The idea that the government might successfully support and steer innovation is making a comeback as wonks both left and right show a renewed interest in “industrial policy.” But faceless functionaries steering anything from D.C. should terrify us all. Even the most credible, savvy venture capitalists and entrepreneurs fail at an astonishing rate. Why would a bureaucrat with a ton of money do better?
To see how difficult it is to push the frontier, take the coming wave of innovation in the auto industry.
Over the past three years now, I have watched from my perch at the corner of Broadway and Front Street in San Francisco as a small fleet of SUVs suffers the most dreadful punishment outside my office window. Circling and circling, sometimes farther and sometimes closer, but always coming back like two-ton boomerangs, these SUVs have taken the same routes around the same city blocks, every day, day after day.

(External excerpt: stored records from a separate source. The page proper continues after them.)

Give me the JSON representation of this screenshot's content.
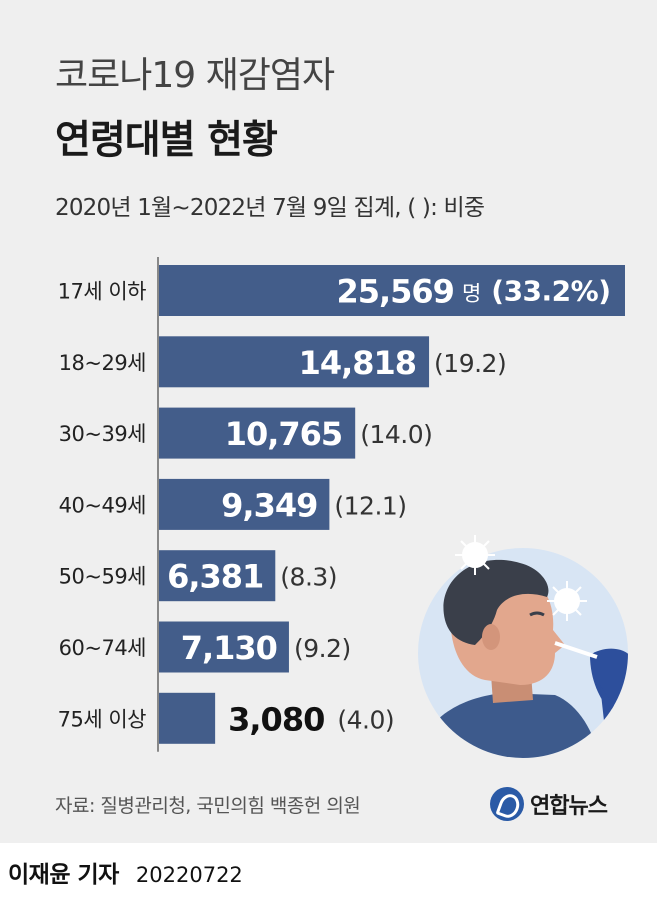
{
  "header": {
    "title_line1": "코로나19 재감염자",
    "title_line2": "연령대별 현황",
    "subtitle": "2020년 1월~2022년 7월 9일 집계, (  ): 비중"
  },
  "chart_data": {
    "type": "bar",
    "orientation": "horizontal",
    "categories": [
      "17세 이하",
      "18~29세",
      "30~39세",
      "40~49세",
      "50~59세",
      "60~74세",
      "75세 이상"
    ],
    "values": [
      25569,
      14818,
      10765,
      9349,
      6381,
      7130,
      3080
    ],
    "value_labels": [
      "25,569",
      "14,818",
      "10,765",
      "9,349",
      "6,381",
      "7,130",
      "3,080"
    ],
    "unit_label": "명",
    "shares": [
      "(33.2%)",
      "(19.2)",
      "(14.0)",
      "(12.1)",
      "(8.3)",
      "(9.2)",
      "(4.0)"
    ],
    "bar_color": "#435d8a",
    "xlim": [
      0,
      25569
    ]
  },
  "footer": {
    "source": "자료: 질병관리청, 국민의힘 백종헌 의원",
    "logo_text": "연합뉴스",
    "reporter": "이재윤 기자",
    "date": "20220722"
  }
}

It would make Sisyphus weep, so I can only imagine how the drivers must feel. Why would anyone condemn them to this fate? The rack of lidar sensors, radar, and cameras on top of each vehicle gives it away. Their owner, a startup down the street called Zoox, believes that if the fleet captures enough data — if it encounters enough wildly different urban anomalies that might pop up on the road (a plastic bag in the air, a bike on the back of a car, a child chasing a ball in the rain) and learns to recognize and plan around them — then boom! The age of self-driving vehicles will have arrived, ushering in the greatest tectonic shift in transportation since the Wright brothers took off at Kitty Hawk.